URL to download refSeq gene database in hg38 genome.

.default.AH.repeatmasker.hg19

AnnotationHub data ID linked to RepeatMasker annotation database (Mar 2020, build hg19).

.default.AH.repeatmasker.hg38

AnnotationHub data ID linked to RepeatMasker annotation database (Sep 2021, build hg38).

.default.AH.refgene.hg19

AnnotationHub data ID linked to refSeq gene database (build hg19)

.default.AH.hg38ToHg19.over.chain

AnnotationHub hg38 to hg19 liftover chain data ID.

.default.AH.hg19ToHg38.over.chain

AnnotationHub hg19 to hg38 liftover chain data ID.

.default.TSS.upstream

Define the upstream range of transcription start site region.

.default.TSS.downstream

Define the downstream range of transcription start site region.

.default.max.flankWindow

Define the max size of the flanking window surrounding the predicted RE-CpG.

.default.27k.total.probes

Total number of probes designed in Illumina 27k array.

.default.450k.total.probes

Total number of probes designed in Illumina 450k array.

.default.epic.total.probes

Total number of probes designed in Illumina EPIC array.

.default.450k.annotation

A character string associated with the Illumina 450k array annotation dataset.

.default.epic.annotation

A character string associated with the Illumina EPIC array annotation dataset.

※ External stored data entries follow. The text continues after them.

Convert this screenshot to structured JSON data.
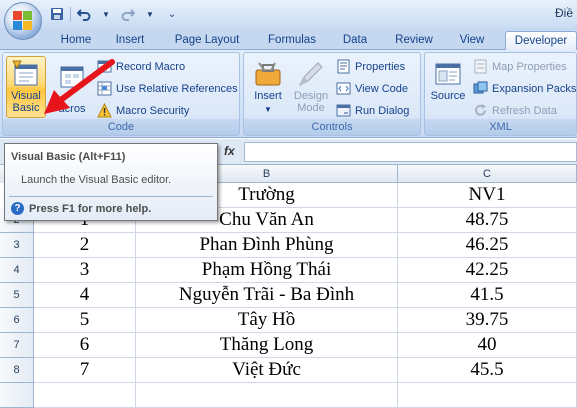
{
  "window": {
    "title": "Điề"
  },
  "tabs": [
    {
      "label": "Home"
    },
    {
      "label": "Insert"
    },
    {
      "label": "Page Layout"
    },
    {
      "label": "Formulas"
    },
    {
      "label": "Data"
    },
    {
      "label": "Review"
    },
    {
      "label": "View"
    },
    {
      "label": "Developer"
    }
  ],
  "active_tab": "Developer",
  "ribbon": {
    "code": {
      "label": "Code",
      "visual_basic": [
        "Visual",
        "Basic"
      ],
      "macros": "acros",
      "record_macro": "Record Macro",
      "use_relative": "Use Relative References",
      "macro_security": "Macro Security"
    },
    "controls": {
      "label": "Controls",
      "insert": "Insert",
      "design_mode": [
        "Design",
        "Mode"
      ],
      "properties": "Properties",
      "view_code": "View Code",
      "run_dialog": "Run Dialog"
    },
    "xml": {
      "label": "XML",
      "source": "Source",
      "map_properties": "Map Properties",
      "expansion_packs": "Expansion Packs",
      "refresh_data": "Refresh Data"
    }
  },
  "formula_bar": {
    "fx": "fx"
  },
  "columns": [
    "B",
    "C"
  ],
  "rows": [
    "2",
    "3",
    "4",
    "5",
    "6",
    "7",
    "8"
  ],
  "table": {
    "header": [
      "Trường",
      "NV1"
    ],
    "rows": [
      {
        "a": "1",
        "b": "Chu Văn An",
        "c": "48.75"
      },
      {
        "a": "2",
        "b": "Phan Đình Phùng",
        "c": "46.25"
      },
      {
        "a": "3",
        "b": "Phạm Hồng Thái",
        "c": "42.25"
      },
      {
        "a": "4",
        "b": "Nguyễn Trãi - Ba Đình",
        "c": "41.5"
      },
      {
        "a": "5",
        "b": "Tây Hồ",
        "c": "39.75"
      },
      {
        "a": "6",
        "b": "Thăng Long",
        "c": "40"
      },
      {
        "a": "7",
        "b": "Việt Đức",
        "c": "45.5"
      }
    ]
  },
  "tooltip": {
    "title": "Visual Basic (Alt+F11)",
    "body": "Launch the Visual Basic editor.",
    "help": "Press F1 for more help."
  },
  "colors": {
    "accent": "#15428b",
    "arrow": "#e8141c",
    "highlight": "#ffc53f"
  }
}
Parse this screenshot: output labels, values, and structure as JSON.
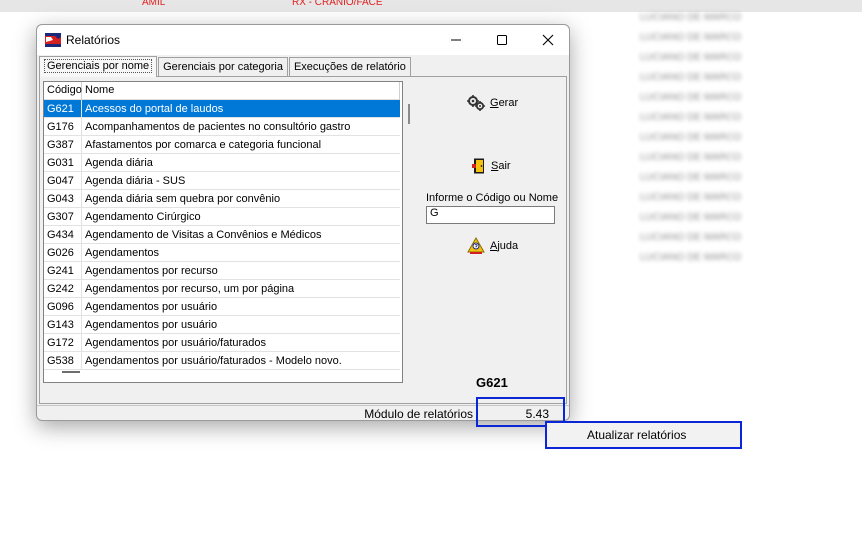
{
  "background": {
    "top_left_text": "AMIL",
    "top_mid_text": "RX - CRANIO/FACE",
    "names": [
      "LUCIANO DE MARCO",
      "LUCIANO DE MARCO",
      "LUCIANO DE MARCO",
      "LUCIANO DE MARCO",
      "LUCIANO DE MARCO",
      "LUCIANO DE MARCO",
      "LUCIANO DE MARCO",
      "LUCIANO DE MARCO",
      "LUCIANO DE MARCO",
      "LUCIANO DE MARCO",
      "LUCIANO DE MARCO",
      "LUCIANO DE MARCO",
      "LUCIANO DE MARCO"
    ]
  },
  "window": {
    "title": "Relatórios",
    "controls": {
      "minimize": "minimize-icon",
      "maximize": "maximize-icon",
      "close": "close-icon"
    }
  },
  "tabs": [
    {
      "label": "Gerenciais por nome",
      "active": true
    },
    {
      "label": "Gerenciais por categoria",
      "active": false
    },
    {
      "label": "Execuções de relatório",
      "active": false
    }
  ],
  "list": {
    "columns": {
      "code": "Código",
      "name": "Nome"
    },
    "rows": [
      {
        "code": "G621",
        "name": "Acessos do portal de laudos",
        "selected": true
      },
      {
        "code": "G176",
        "name": "Acompanhamentos de pacientes no consultório gastro"
      },
      {
        "code": "G387",
        "name": "Afastamentos por comarca e categoria funcional"
      },
      {
        "code": "G031",
        "name": "Agenda diária"
      },
      {
        "code": "G047",
        "name": "Agenda diária - SUS"
      },
      {
        "code": "G043",
        "name": "Agenda diária sem quebra por convênio"
      },
      {
        "code": "G307",
        "name": "Agendamento Cirúrgico"
      },
      {
        "code": "G434",
        "name": "Agendamento de Visitas a Convênios e Médicos"
      },
      {
        "code": "G026",
        "name": "Agendamentos"
      },
      {
        "code": "G241",
        "name": "Agendamentos por recurso"
      },
      {
        "code": "G242",
        "name": "Agendamentos por recurso, um por página"
      },
      {
        "code": "G096",
        "name": "Agendamentos por usuário"
      },
      {
        "code": "G143",
        "name": "Agendamentos por usuário"
      },
      {
        "code": "G172",
        "name": "Agendamentos por usuário/faturados"
      },
      {
        "code": "G538",
        "name": "Agendamentos por usuário/faturados - Modelo novo."
      }
    ]
  },
  "actions": {
    "generate": {
      "mnemonic": "G",
      "rest": "erar",
      "icon": "gears-icon"
    },
    "exit": {
      "mnemonic": "S",
      "rest": "air",
      "icon": "exit-door-icon"
    },
    "help": {
      "mnemonic": "A",
      "rest": "juda",
      "icon": "help-icon"
    },
    "search_label": "Informe o Código ou Nome",
    "search_value": "G",
    "selected_code": "G621"
  },
  "status": {
    "module_label": "Módulo de relatórios",
    "version": "5.43"
  },
  "context_menu": {
    "items": [
      {
        "label": "Atualizar relatórios"
      }
    ]
  },
  "colors": {
    "selection": "#0078d7",
    "highlight_box": "#0a26d6",
    "background_red_text": "#e02020"
  }
}
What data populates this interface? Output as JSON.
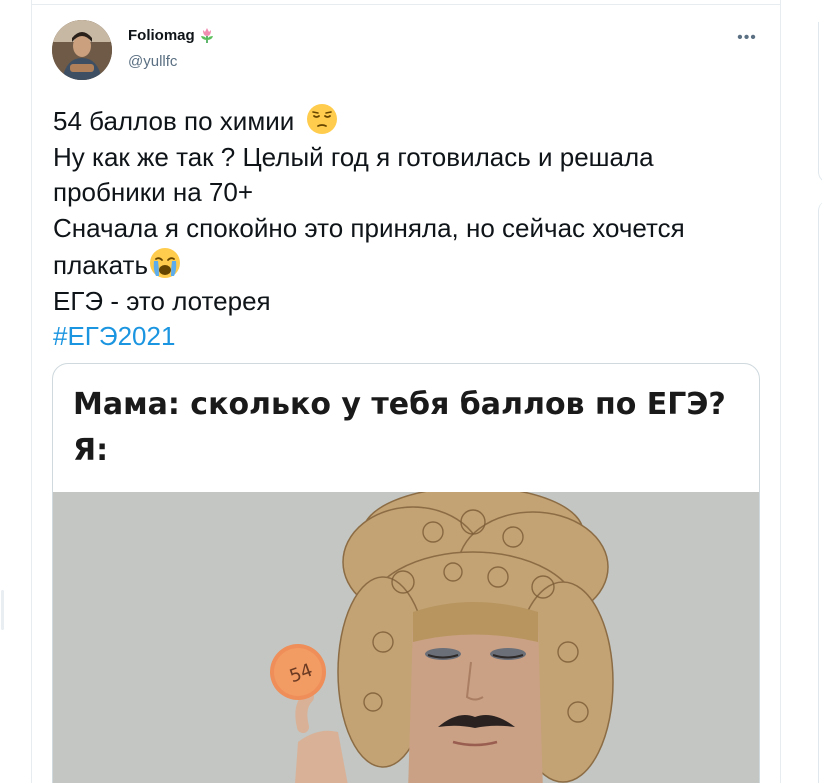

.default.genomicRegionColNames

Define the names of the genomic regions for prediction.

.default.predictors

Define the names of predictors for RE methylation prediction.

.default.svmLinear.tune

Define the default C (Cost) parameter for Support Vector Machine (SVM) using linear kernel.

.default.svmRadial.tune

Define the default parameters (C and sigma) for SVM using Radial basis function kernel.

.default.xgbTree.tune

Define the default parameters (nrounds, eta, max_depth, gamma, colsample_bytree, min_child_weight, and subsample) for Extreme Gradient Boosting.

Examples

# Display all default settings
remp_options()

# Display a specified setting
remp_options(".default.max.flankWindow")

# Change default maximum flanking window size to 2000
remp_options(.default.max.flankWindow = 2000)

# Reset all options
remp_reset()

REMParcel instances

Description

REMParcel is a container class to organize required datasets for RE methylation prediction generated from initREMP and used in remp.

Usage

REMParcel(
  REtype = "Unknown",
  genome = "Unknown",
  platform = "Unknown",
  RefGene = GRanges(),
  RE = GRanges(),
  RECpG = GRanges(),
  ILMN = GRanges()
)

getParcelInfo(object)

getRefGene(object)

getRE(object)

getRECpG(object)

getILMN(object, ...)

saveParcel(object, ...)

## S4 method for signature 'REMParcel'
saveParcel(object, work.dir = tempdir(), verbose = FALSE, ...)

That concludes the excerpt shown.